About the Author
Andrew Carnie was born in Canada to Scottish parents. He was an active and engaged member of the expatriate Scottish community from the time he was a little boy. His mother used to take him and his sisters to weekly Scottish Country Dancing and he came to fall in love with his family’s traditions, learning to play the bagpipes and competing nationally as a Highland dancer. As a teenager he was introduced to International Folk Dancing at Calgary Folk Dance Fridays, and he continued folk dancing throughout college and grad school (with the IFDC club in Toronto and the MIT folk dance club in Cambridge, Mass). In Boston he also became involved with the gender-role free contra dance community. He performed in several performance groups including including Vinovana, Mandala and later TEDE in Tucson. Once he moved to Tucson he was one of the instructors of the Tucson Folk Dance Club and eventually founded his own club called the Shala Folk Dance Club, where he remains the benevolent dictator. In the early 2000s he ran a club for students at the university called the iDance club, which unfortunately folded after 9/11. But in 2020 with the encouragement of the then director of the School of Dance at the University of Arizona started a very popular general education class DNC179A, which was the original target audience for this book. One of Andrew’s favorite hobbies is the written documentation of folkdances. Among folk dancers he’s well known for his website http://folkdancemusings.blogspot.com where he has written up the directions for over 3500 folk dances done in the international folk dance community. In 2023 he was honored for this documentary work with an honorary life membership in the National Folk Organization.

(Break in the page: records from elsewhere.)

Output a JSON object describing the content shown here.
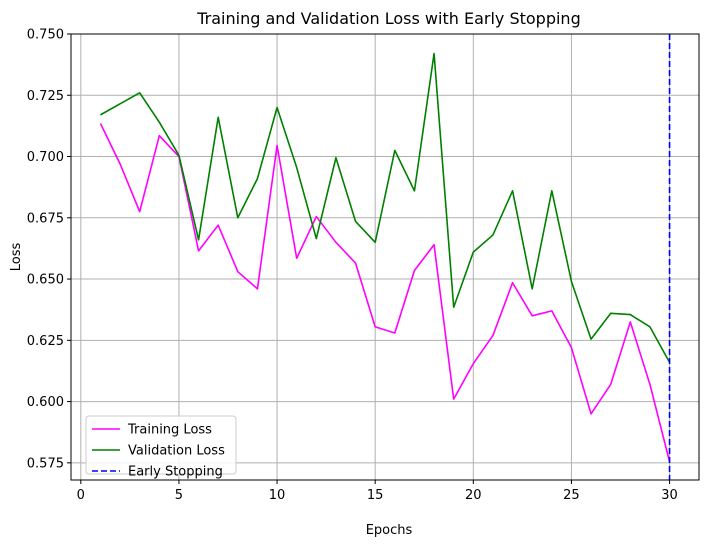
{
  "chart_data": {
    "type": "line",
    "title": "Training and Validation Loss with Early Stopping",
    "xlabel": "Epochs",
    "ylabel": "Loss",
    "xlim": [
      -0.5,
      31.5
    ],
    "ylim": [
      0.568,
      0.75
    ],
    "xticks": [
      0,
      5,
      10,
      15,
      20,
      25,
      30
    ],
    "yticks": [
      0.575,
      0.6,
      0.625,
      0.65,
      0.675,
      0.7,
      0.725,
      0.75
    ],
    "ytick_labels": [
      "0.575",
      "0.600",
      "0.625",
      "0.650",
      "0.675",
      "0.700",
      "0.725",
      "0.750"
    ],
    "grid": true,
    "legend_position": "lower-left",
    "x": [
      1,
      2,
      3,
      4,
      5,
      6,
      7,
      8,
      9,
      10,
      11,
      12,
      13,
      14,
      15,
      16,
      17,
      18,
      19,
      20,
      21,
      22,
      23,
      24,
      25,
      26,
      27,
      28,
      29,
      30
    ],
    "series": [
      {
        "name": "Training Loss",
        "color": "#ff00ff",
        "values": [
          0.7135,
          0.697,
          0.6775,
          0.7085,
          0.7,
          0.6615,
          0.672,
          0.653,
          0.646,
          0.7045,
          0.6585,
          0.6755,
          0.665,
          0.6565,
          0.6305,
          0.628,
          0.6535,
          0.664,
          0.601,
          0.6155,
          0.627,
          0.6485,
          0.635,
          0.637,
          0.622,
          0.595,
          0.607,
          0.6325,
          0.607,
          0.5755
        ]
      },
      {
        "name": "Validation Loss",
        "color": "#008000",
        "values": [
          0.717,
          0.7215,
          0.726,
          0.714,
          0.7005,
          0.666,
          0.716,
          0.675,
          0.691,
          0.72,
          0.6955,
          0.6665,
          0.6995,
          0.6735,
          0.665,
          0.7025,
          0.686,
          0.742,
          0.6385,
          0.661,
          0.668,
          0.686,
          0.646,
          0.686,
          0.649,
          0.6255,
          0.636,
          0.6355,
          0.6305,
          0.616
        ]
      }
    ],
    "vlines": [
      {
        "name": "Early Stopping",
        "x": 30,
        "color": "#0000ff",
        "style": "dashed"
      }
    ]
  }
}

In his other life, Andrew is a professor of linguistics at the University of Arizona. His expertise is in Chomskyan syntactic theory. He got his Ph.D. in linguistics from MIT in 1995. In recent years, his work has been on the Minimalist Principles and Parameters approach to syntactic theory including phrase structure, copular constructions, case theory, word order (especially verb initial languages). For the past 15 years, he has been leading an interdisciplinary team investigating the syntax, phonology and phonetics of Modern Scottish Gaelic. He is the author of numerous articles and 14 books. From 2012-2022, he was the Vice Provost for Graduate Education and Dean of the Graduate College at the University of Arizona.